After that we hit the only spot happening on Saturday night and the whole staff of our resort are there. So we buy them some red horse and they buy us some sort of shots, and we all dance like crazy till it’s time to act like a kid again and jump off the second floor balcony to the pool which the band is playing next too. Normally this would be bad, but we asked first, and being a resort, they said fine, then charged for swimming. Well things got wilder, and wilder, and we all knew it was time to take our leave.

So we decided to take the beach home, no ride. Everyone warned us about the crabs, little late I would say, and with the full moon they were out. Well, most of the villagers were hunting then on the beach. So after such a full day, a full moon swim in the ocean was in order. A perfect night.


The next day we took the kayak out and paddled round some gorgeous coves and beaches. We snorkelled and were amazed by the plethora of life under our feet such as schools of fish, large blue starfish, and large black sea urchins.

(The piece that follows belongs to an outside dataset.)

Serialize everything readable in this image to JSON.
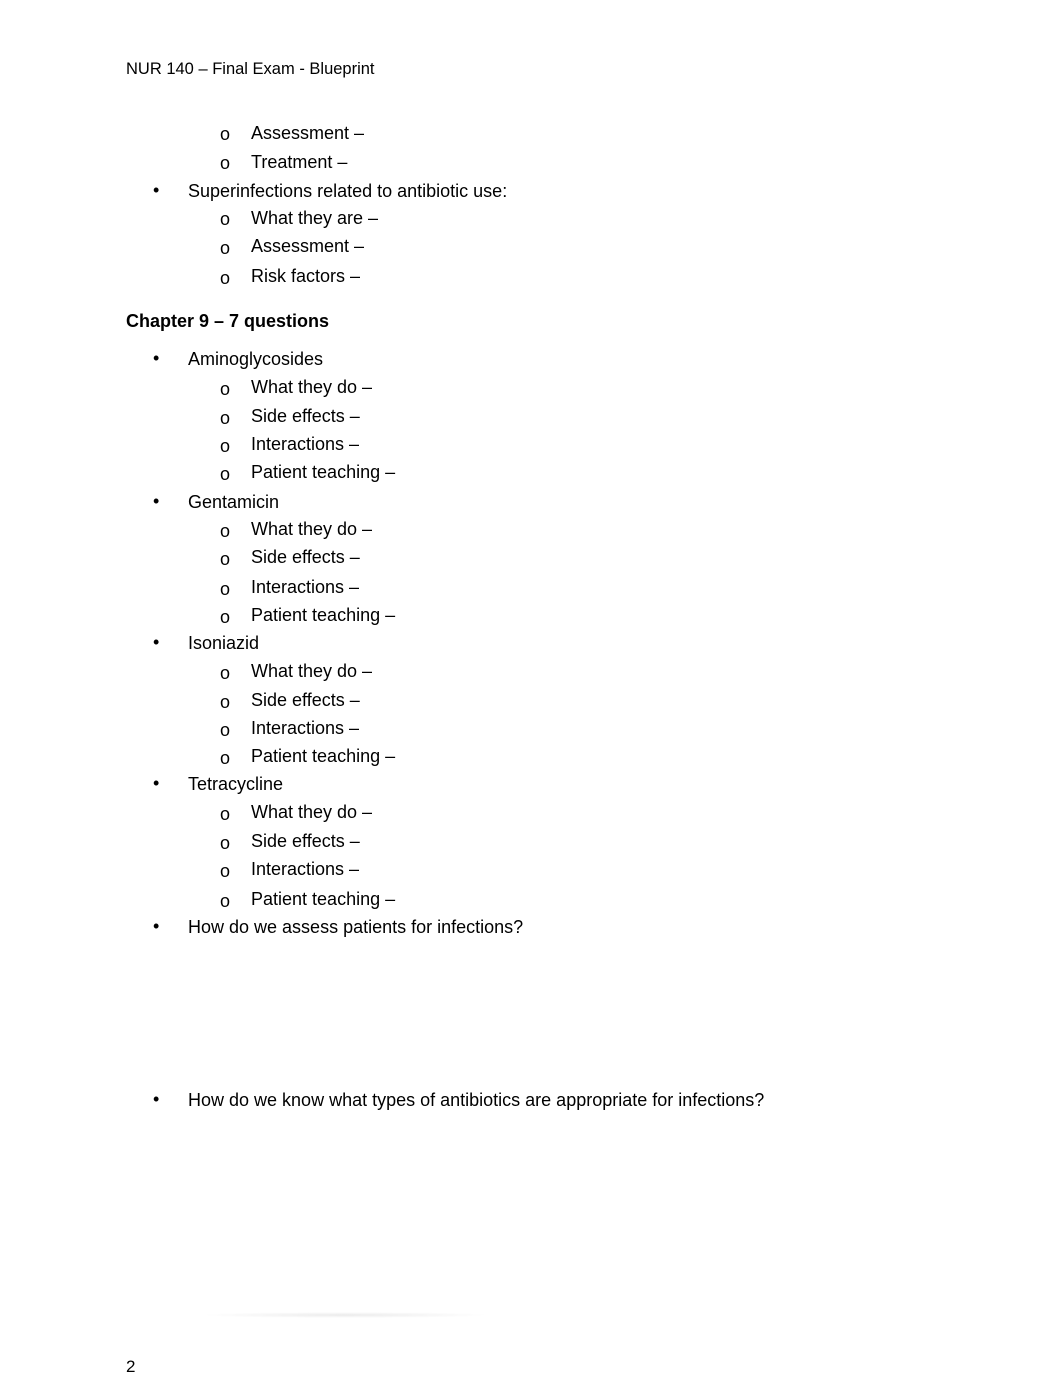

We decoded for the trip back to hire a guide and see the chocolate hills and tarsiers, plus get deposited back at the ferry all in one shot. The chocolate hills are a real interesting geographic phenomenon that look like 100’s of perfectly shaped round hills. They are so perfect they almost seem man made. And to tell the truth it was impressive, but, and you knew this was coming, the park is completely cheesed out. Tacky with a capital T. With tons of tourist lining up to do funny pictures, and venders selling junk all the way up to the view point, and some really tacky non- functioning cement water falls, it just took the beauty out of this natural wonder.

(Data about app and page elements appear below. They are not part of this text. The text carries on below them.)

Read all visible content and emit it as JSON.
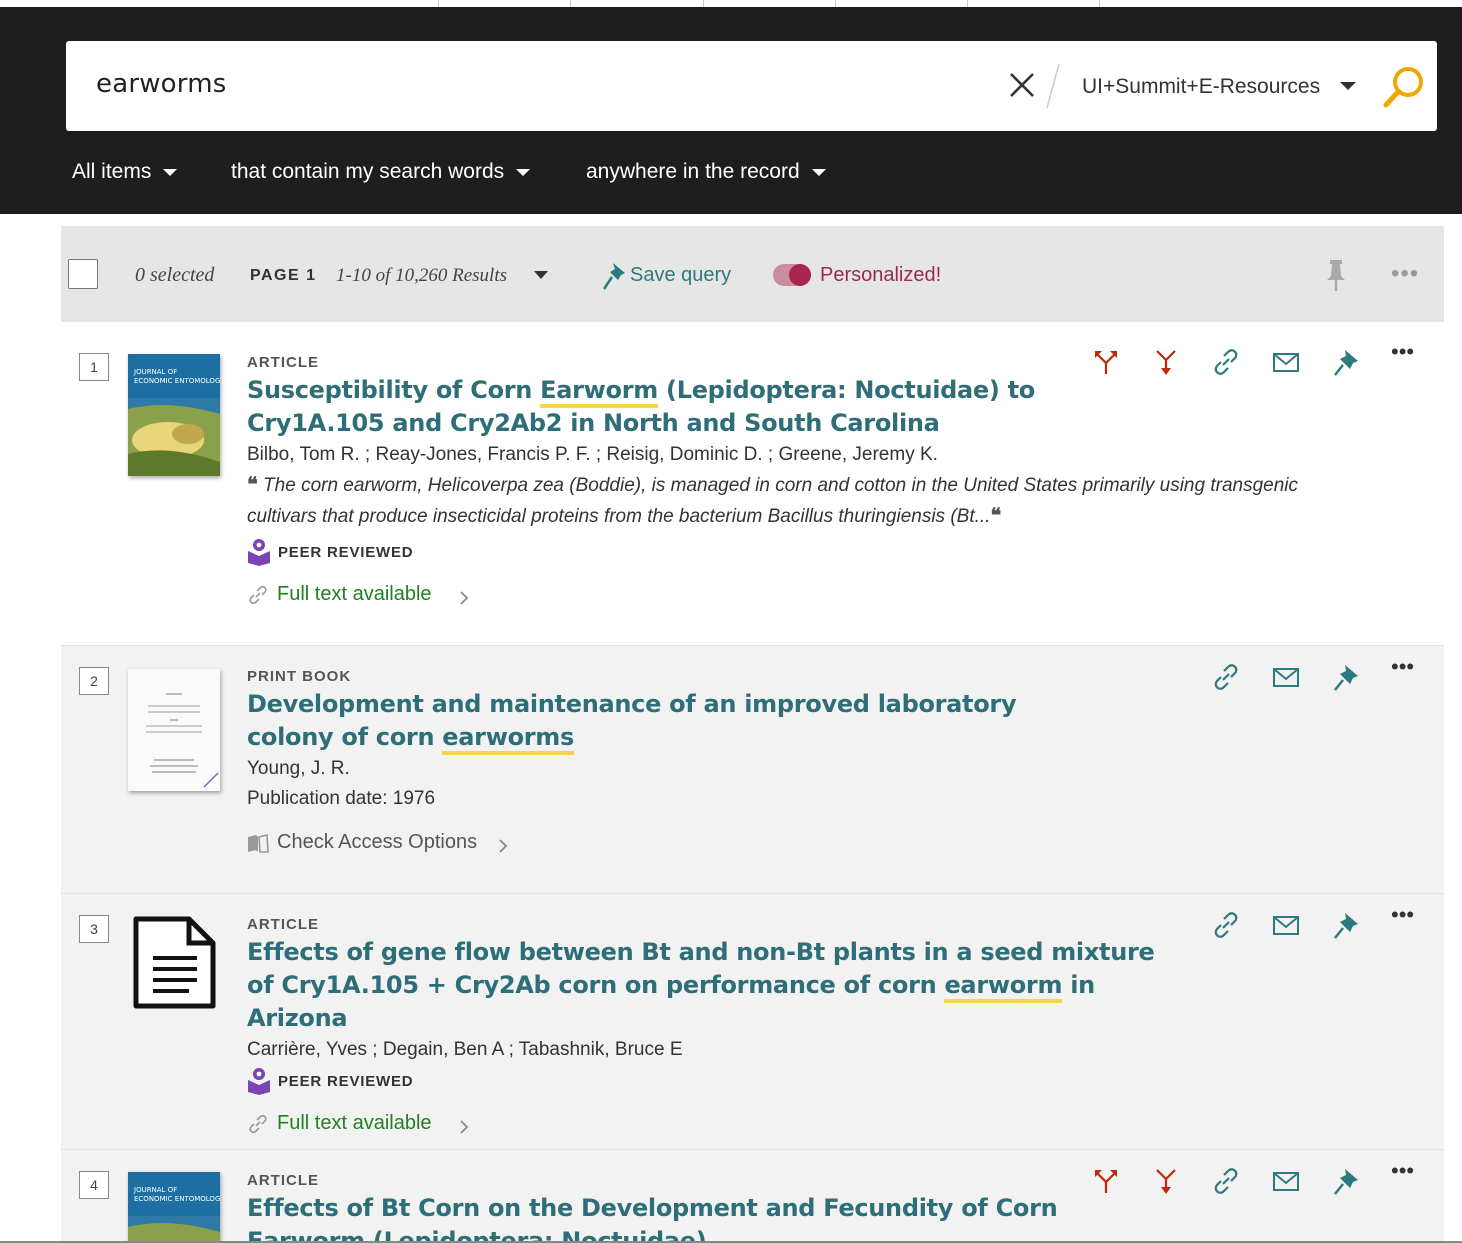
{
  "search": {
    "query": "earworms",
    "scope": "UI+Summit+E-Resources"
  },
  "filters": [
    {
      "label": "All items"
    },
    {
      "label": "that contain my search words"
    },
    {
      "label": "anywhere in the record"
    }
  ],
  "toolbar": {
    "selected": "0 selected",
    "page": "PAGE 1",
    "results": "1-10 of 10,260 Results",
    "save_query": "Save query",
    "personalized": "Personalized!"
  },
  "results": [
    {
      "num": "1",
      "type": "ARTICLE",
      "title_parts": [
        "Susceptibility of Corn ",
        "Earworm",
        " (Lepidoptera: Noctuidae) to Cry1A.105 and Cry2Ab2 in North and South Carolina"
      ],
      "authors": "Bilbo, Tom R. ; Reay-Jones, Francis P. F. ; Reisig, Dominic D. ; Greene, Jeremy K.",
      "snippet": "The corn earworm, Helicoverpa zea (Boddie), is managed in corn and cotton in the United States primarily using transgenic cultivars that produce insecticidal proteins from the bacterium Bacillus thuringiensis (Bt...",
      "peer": "PEER REVIEWED",
      "access": "Full text available"
    },
    {
      "num": "2",
      "type": "PRINT BOOK",
      "title_parts": [
        "Development and maintenance of an improved laboratory colony of corn ",
        "earworms",
        ""
      ],
      "authors": "Young, J. R.",
      "pubdate": "Publication date: 1976",
      "access": "Check Access Options"
    },
    {
      "num": "3",
      "type": "ARTICLE",
      "title_parts": [
        "Effects of gene flow between Bt and non-Bt plants in a seed mixture of Cry1A.105 + Cry2Ab corn on performance of corn ",
        "earworm",
        " in Arizona"
      ],
      "authors": "Carrière, Yves ; Degain, Ben A ; Tabashnik, Bruce E",
      "peer": "PEER REVIEWED",
      "access": "Full text available"
    },
    {
      "num": "4",
      "type": "ARTICLE",
      "title_parts": [
        "Effects of Bt Corn on the Development and Fecundity of Corn ",
        "Earworm",
        " (Lepidoptera: Noctuidae)"
      ]
    }
  ],
  "colors": {
    "header_bg": "#1e1e1e",
    "title_link": "#2e6e79",
    "highlight": "#f3d44b",
    "full_text": "#228022",
    "personalized": "#9c2a4a",
    "action_red": "#c4260b",
    "action_teal": "#2c7a7f"
  },
  "icons": {
    "clear": "close-icon",
    "search": "search-icon",
    "pin": "pin-icon",
    "link": "link-icon",
    "mail": "mail-icon",
    "cited_by": "citation-trail-icon",
    "citing": "citation-trail-down-icon",
    "more": "more-icon",
    "peer": "peer-reviewed-icon"
  }
}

As a last minute decision we stopped at a butterfly farm. With the last tacky experience still sitting wrong in our mouth, we were fully prepared to be annoyed. Instead we were surprised to get a education and enlightening tour of the butterfly gardens. Our guide truly loved his job and showed it with his knowledge and enthusiasm. We saw butterfly’s in every stage of development, and saw glass cases filled with different samples. It would make my Uncle Louie who was an entomologist and author of “Will It Bite Me” proud. The gardens were gorgeous with all kinds of flowers to attract the butterflies. They would flutter around you and land on different parts of your body. We even learned how some species when threatened would play dead.


Next stop was the tasiers, which sadly was disappointing also. They had a protected forest to help breed this shy nocturnal primate with huge bulging eyes and the ability to jump like 10 feet. It was more like a zoo with way too many staff standing near each sleeping tasier. They had no real informaion about the animals, nor what they were doing to save it. The butterfly museum had a great display on them and I learned more there than at their national park for them. I am a huge supporter of conservation, and understand the need for parks like this, but they really need to use the park as an education tool, not a way to sell some crappy stuffed animals and tshirts.